Alors que l’on commémore, ce lundi 17 octobre 2016 (à Paris, Pont Saint-Michel à 18H00), le cinquante-quatrième anniversaire du massacre d’octobre 1961, il nous paraît utile de revenir sur le travail d’Emmanuel Blanchard. Dans son livre La police parisienne et les Algériens (1944-1962), paru en 2011, l’historien restitue les résultats d’une longue enquête sur la police parisienne. Il montre comment, de 1947 à 1958, la préfecture de police, en réponse à ce qu’elle perçoit comme le « problème nord africain », constitue, de façon non encore publique, des unités ciblant spécifiquement les Algériens.

Alors que la guerre d’indépendance algérienne s’étend à la métropole en 1957 et 1958, les forces de police s’engagent dans une politique « d’élimination des indésirables ». A l’automne 1961, le préfet Maurice Papon obtient du gouvernement un véritable « chèque en blanc » pour démanteler le FLN et mener une bataille qui débouchera sur la perpétuation d’un massacre colonial au cœur de Paris, le massacre du 17 octobre 1961. Cette enquête historique inédite est précieuse en ce qu’elle permet de réinscrire ce déchaînement de violence exceptionnel dans des généalogies plus longues. En faisant la socio-histoire de l’institution policière et de ses liens avec le gouvernement, en restituant le rôle de Maurice Papon et la responsabilité très claire de Michel Debré et du Général de Gaulle, on voit réfutées les thèses d’un gouvernement politique dépassé, ou celle d’une simple « crise » au sein de la police. Tout en recommandant la lecture du livre dans son entier, nous reproduisons ici son épilogue.

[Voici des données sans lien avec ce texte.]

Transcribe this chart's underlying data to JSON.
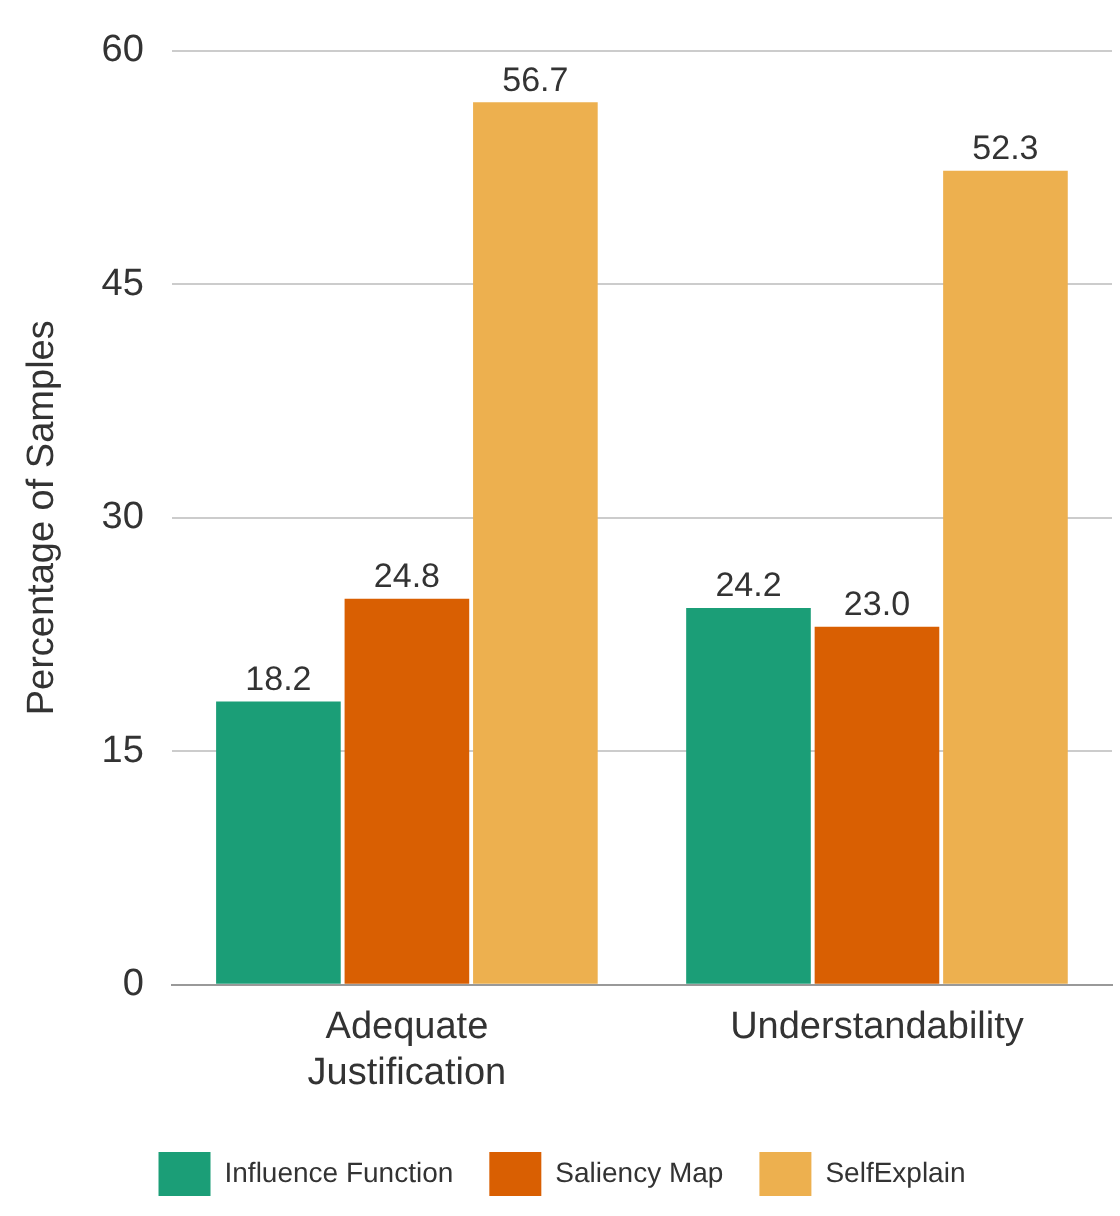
{
  "chart_data": {
    "type": "bar",
    "ylabel": "Percentage of Samples",
    "categories": [
      "Adequate Justification",
      "Understandability"
    ],
    "series": [
      {
        "name": "Influence Function",
        "color": "#1b9e77",
        "values": [
          18.2,
          24.2
        ],
        "value_labels": [
          "18.2",
          "24.2"
        ]
      },
      {
        "name": "Saliency Map",
        "color": "#d95f02",
        "values": [
          24.8,
          23.0
        ],
        "value_labels": [
          "24.8",
          "23.0"
        ]
      },
      {
        "name": "SelfExplain",
        "color": "#edb04f",
        "values": [
          56.7,
          52.3
        ],
        "value_labels": [
          "56.7",
          "52.3"
        ]
      }
    ],
    "ylim": [
      0,
      60
    ],
    "yticks": [
      0,
      15,
      30,
      45,
      60
    ],
    "grid": "y",
    "legend": "bottom"
  }
}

« Les policiers sont devenus les combattants sans merci d’une lutte sournoise et sans merci, car c’est d’une guerre raciale qu’il s’agit. Et voici la conséquence : l’État, lui, est devenu dépendant de sa police – de son armée aussi, de cette armée dont certains organes ont été démesurément développés par leurs fonctions répressives : l’esprit de corps est la source de tout notre malheur comme il l’était déjà du temps de Dreyfus. »

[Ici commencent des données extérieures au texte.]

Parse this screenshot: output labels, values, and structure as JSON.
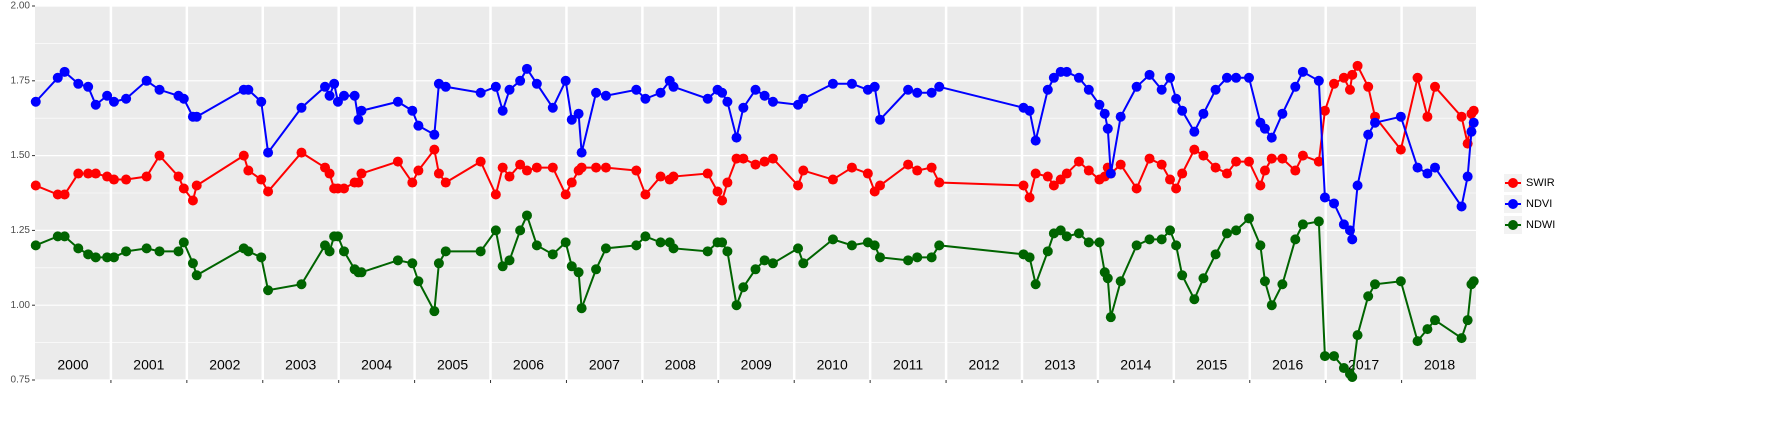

François Mauriac, Le Figaro littéraire, 11 novembre 1961

En octobre 1961, toutes les conditions de possibilité d’une violence extrême étaient réunies. L’histoire longue des pratiques de police vis-à-vis d’une population racialisée et soumise à une emprise spécifique des forces de l’ordre ; l’état de quasi-belligérance entre une organisation armée et des policiers voulant venger leurs morts ; la désobéissance organisée à un « couvre-feu » qui, sans fondement légal, était le symbole d’une forme de souveraineté policière ; l’atteinte symbolique à la souveraineté nationale défiée par la parade d’une « organisation terroriste » avec laquelle il n’était possible de négocier qu’à condition qu’elle soit défaite ; le format du dispositif de maintien de l’ordre ; la tolérance hiérarchique et politique vis-à-vis de violences quotidiennes et de pratiques extra-légales considérées comme nécessaires ou pour le moins inévitables, sont au nombre des logiques qui permettent d’appréhender ce massacre inscrit dans la situation coloniale.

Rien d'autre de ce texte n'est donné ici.